The glory of God is in view (10:31), which is damaged by other’s condemning your liberty.
Reader, do you make sure avoid anything, even something good, which could be offensive?
10:30 Though liberty exists for a thing, we should guard against charges of evil or hypocrisy.
See the notes on the previous verse, where Paul introduced this view of others’ consciences.
Paul used the first person to show his willingness to avoid condemnation in lawful things.
Paul asked, “Why would I go ahead in a lawful thing and justify condemnation by others?”
A man, who knows he can graciously partake of meat, should not do so if it raises eyebrows.
The glory of God is our ultimate objective, which is compromised by appearing to do wrong, even if we know what we are doing is not wrong! That is how we exalt the glory of God!
10:31 The general rule applying to 8meat offered to idols and all other things is to glorify God.
This verse is located here as the explanation for 29-30, where good actions can be criticized.
The proper glory of God in our sight and in the sight of others should be our constant goal.
You can deface the glory of God by not taking into proper account the consciences of others.
All lawful things should be pursued with thanksgiving in the name of Jesus Christ (Col 3:17).
We must always seek the glory of God and His religion in His sight and the sight of men.
We must ask, “Is God Himself pleased?” “Is God glorified?” Is my conscience pure?” “Are others made weak?” and “Could others perceive evil and falsely accuse my religion?”
Reader, are you answering all these questions before doing anything questionable in public?
10:32 We should go as far as possible to avoid offending any within or without the church.
The Jews and Gentiles required different approaches, but offence to both should be avoided.
The Jews were scrupulous about minor things; and the Gentiles did not care about anything!
Then there was the church of God, where weak brothers could be tempted by most anything.

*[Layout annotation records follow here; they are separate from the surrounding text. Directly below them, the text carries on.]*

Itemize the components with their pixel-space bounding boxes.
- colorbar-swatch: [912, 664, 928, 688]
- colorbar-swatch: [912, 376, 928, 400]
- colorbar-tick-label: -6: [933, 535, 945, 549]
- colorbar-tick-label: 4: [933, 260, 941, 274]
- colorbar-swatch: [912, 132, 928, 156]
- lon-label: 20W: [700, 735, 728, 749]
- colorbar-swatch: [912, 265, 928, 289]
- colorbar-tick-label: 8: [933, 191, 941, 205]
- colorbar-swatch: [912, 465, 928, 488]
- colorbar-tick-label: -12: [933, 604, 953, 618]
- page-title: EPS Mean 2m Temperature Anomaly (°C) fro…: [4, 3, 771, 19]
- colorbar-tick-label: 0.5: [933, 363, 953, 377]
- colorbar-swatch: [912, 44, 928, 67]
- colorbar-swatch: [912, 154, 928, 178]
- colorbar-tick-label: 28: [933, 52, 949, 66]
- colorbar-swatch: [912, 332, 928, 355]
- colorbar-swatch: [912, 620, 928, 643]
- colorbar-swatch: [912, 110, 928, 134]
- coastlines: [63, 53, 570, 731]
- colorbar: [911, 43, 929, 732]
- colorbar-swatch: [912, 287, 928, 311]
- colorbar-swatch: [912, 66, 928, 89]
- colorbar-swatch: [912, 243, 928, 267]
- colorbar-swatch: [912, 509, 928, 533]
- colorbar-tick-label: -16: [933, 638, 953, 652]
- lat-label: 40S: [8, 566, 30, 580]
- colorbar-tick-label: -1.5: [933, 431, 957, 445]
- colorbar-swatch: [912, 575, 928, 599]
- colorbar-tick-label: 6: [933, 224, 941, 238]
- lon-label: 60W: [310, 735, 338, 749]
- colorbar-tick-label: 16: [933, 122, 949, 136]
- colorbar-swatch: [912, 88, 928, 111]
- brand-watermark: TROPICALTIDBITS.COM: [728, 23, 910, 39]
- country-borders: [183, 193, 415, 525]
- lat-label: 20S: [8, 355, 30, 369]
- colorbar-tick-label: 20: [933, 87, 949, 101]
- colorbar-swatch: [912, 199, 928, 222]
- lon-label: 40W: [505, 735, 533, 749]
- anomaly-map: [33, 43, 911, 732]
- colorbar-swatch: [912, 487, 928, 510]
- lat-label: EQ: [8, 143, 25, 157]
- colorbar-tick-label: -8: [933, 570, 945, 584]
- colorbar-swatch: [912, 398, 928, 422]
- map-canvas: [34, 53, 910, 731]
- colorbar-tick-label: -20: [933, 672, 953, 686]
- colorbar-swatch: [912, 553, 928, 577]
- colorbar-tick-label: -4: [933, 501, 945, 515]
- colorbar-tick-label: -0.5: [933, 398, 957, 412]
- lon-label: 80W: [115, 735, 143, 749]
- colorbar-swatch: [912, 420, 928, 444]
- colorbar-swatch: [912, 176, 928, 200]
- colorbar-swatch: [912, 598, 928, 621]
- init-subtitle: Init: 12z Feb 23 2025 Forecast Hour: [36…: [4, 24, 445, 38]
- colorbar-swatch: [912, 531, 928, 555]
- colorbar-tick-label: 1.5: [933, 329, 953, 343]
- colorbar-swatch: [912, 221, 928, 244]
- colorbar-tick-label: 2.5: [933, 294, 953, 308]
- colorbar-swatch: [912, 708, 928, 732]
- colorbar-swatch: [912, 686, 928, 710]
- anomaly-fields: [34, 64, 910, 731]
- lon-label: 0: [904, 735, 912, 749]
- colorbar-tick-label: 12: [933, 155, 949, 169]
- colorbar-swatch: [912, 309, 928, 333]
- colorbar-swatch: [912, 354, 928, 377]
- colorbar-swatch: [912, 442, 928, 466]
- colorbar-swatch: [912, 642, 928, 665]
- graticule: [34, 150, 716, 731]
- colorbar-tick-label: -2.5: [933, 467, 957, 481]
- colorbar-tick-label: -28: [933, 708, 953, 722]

The offence here is creating stumblingblocks and a temptation for others to sin (8:9,12).
But there is also the offence of having your good conduct evilly spoken of (Rom 14:16).
Paul had already explained his varying conduct in various places to save others (9:19-22).
10:33 As opposed to offending any weak consciences, we should rather do all to edify them.
We want to do all we can to help and serve others for the conversion of as many as possible.
These are not matters of doctrine or godliness, but rather matters of liberty and indifference.
This single verse summarizes what Paul taught in detail about self-denial in liberty (9:1-27).
The burning love of your soul should be the spiritual growth and peace of men (Rom 14:17).
The matter in Corinth was primarily meat offered to idols, which was a serious problem in the early churches.
But we have other matters such as wine, television, tobacco, modesty, hobbies, speech, athletics, etc., etc.